I wasn't going to be able to contact Kevin directly: he was Christine's guy. Initially I thought dropping his name might be a good tactic if I came across a bank employee who needed a little encouragement to help me. "Gosh, Mr. Andrews said that you were the right person to talk to on this." Something like that; but then I decided that this would be best handled online rather than in person. The thought that someone might walk into a branch bank and transfer twenty million dollars seemed preposterous. Surely more credibility than a persuasive smile, a forceful personality, and Kevin Andrews' business card would be required. Questions would be asked, calls would be made. No, this was not an in-person job.
Which meant Mark. That was the other reason I stopped at the gas station: to turn on my phone and make sure that the GPS stayed off. I didn’t trust myself to be able to do that while I was driving.

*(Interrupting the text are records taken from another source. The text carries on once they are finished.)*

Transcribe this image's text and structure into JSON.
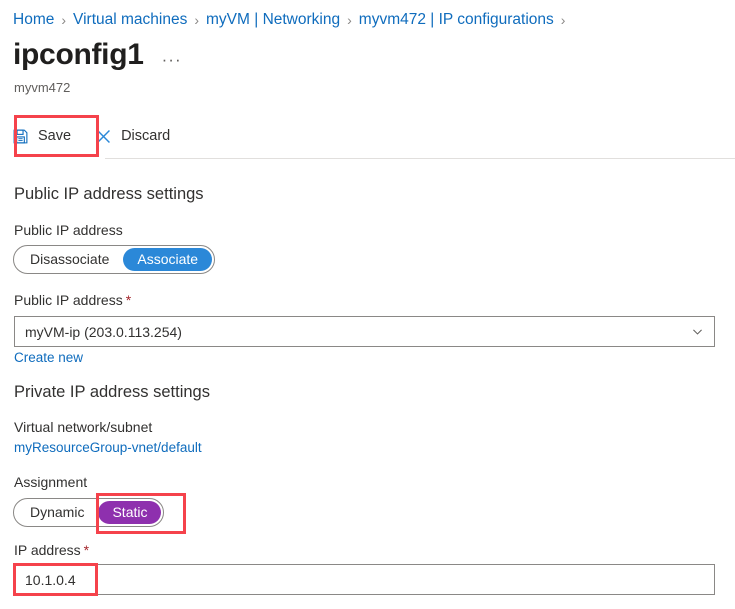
{
  "breadcrumb": {
    "items": [
      {
        "label": "Home"
      },
      {
        "label": "Virtual machines"
      },
      {
        "label": "myVM | Networking"
      },
      {
        "label": "myvm472 | IP configurations"
      }
    ],
    "separator": "›"
  },
  "header": {
    "title": "ipconfig1",
    "more_label": "···",
    "subtitle": "myvm472"
  },
  "toolbar": {
    "save_label": "Save",
    "discard_label": "Discard",
    "save_icon": "save-floppy-icon",
    "discard_icon": "close-x-icon"
  },
  "public_ip": {
    "section_heading": "Public IP address settings",
    "toggle_label": "Public IP address",
    "toggle_options": [
      "Disassociate",
      "Associate"
    ],
    "toggle_selected": "Associate",
    "field_label": "Public IP address",
    "required_marker": "*",
    "selected_value": "myVM-ip (203.0.113.254)",
    "create_new_label": "Create new"
  },
  "private_ip": {
    "section_heading": "Private IP address settings",
    "vnet_label": "Virtual network/subnet",
    "vnet_value": "myResourceGroup-vnet/default",
    "assignment_label": "Assignment",
    "assignment_options": [
      "Dynamic",
      "Static"
    ],
    "assignment_selected": "Static",
    "ip_label": "IP address",
    "required_marker": "*",
    "ip_value": "10.1.0.4"
  },
  "colors": {
    "link": "#0f6cbd",
    "accent_blue": "#2b88d8",
    "accent_purple": "#8e30ae",
    "highlight_red": "#f5424b",
    "required_red": "#a4262c"
  }
}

There were three voicemails. The first message was Mark's, and it was "good, I wanted to make sure you had the phone off." I smiled at that. Janet and Teresa had each called to say hi. I triple-checked to make sure the location function was still disabled, and called Mark.
"Are you okay?" were his first words. I smiled again, and gave him the complete update, sparing him no details. He gasped a few times and asked me twice whether I had turned the GPS off. Then, for the first time since I had met him Tuesday night, Mark disappointed me.
"I can't hack into a bank," he said. "That's a federal crime. Plus I don't know what I'm doing, and while I'm stumbling around in their system I'd probably set off all sorts of alerts."
"I hadn't really thought about the federal crime thing," I said. And I hadn't.
"It is. And why are you even considering stealing money from criminals? You know how dangerous that is?"
"I hadn't really thought of it as stealing. Just transferring money that isn't theirs, either, and anyway they stole my
money first."
He was quiet a minute. "Would they consider it stealing?"
He had me there.
"Baby, you need to be thankful that you got your stuff back and that you're in one piece. Come back to New Orleans, or go to Omaha, or go anywhere, but don't steal that money. I don't want to read about you—." He stopped.
"But President Moreno," I said. "What about him?"
"Just call the cops and tell them. Let them do their job."
"That won't work. They'll figure I'm involved in it and I'll end up getting screwed. No cops."
"You really like living on the edge, don't you?"
"I don't know where the edge is. This just feels like doing the right thing and then going after what I want."
"When I said you were gutsy I had no idea."
"I didn't used to be. I guess I got tired of being a patsy."
"There's a lot of room between patsy and…" His voice trailed off.
"Crazy?" I asked.
"No," he said quickly. "I wasn't going to say crazy. I was going to say dangerous. I hope you're careful, Tina."
"I am. I'll keep you posted when I can."
"Please do. Maybe I shouldn't say this, but I can't seem to get you out of my head. I'd like to see you again. Alive."
"Of course you will. I'm going to get you your money back, and your .38."
"No, not that." He tried to lighten his voice and it cracked instead. "Don't worry about the stuff. I want to see you."
"I'd like to see you again, too. I like you a lot." It surprised me that those words came out.
"Then please be careful. And good luck."
"Thank you. I really do appreciate your concern. And I will keep you posted."
"Bye," he said. I waited for him to end the call but he didn't. After a few seconds, I pressed the hang-up button.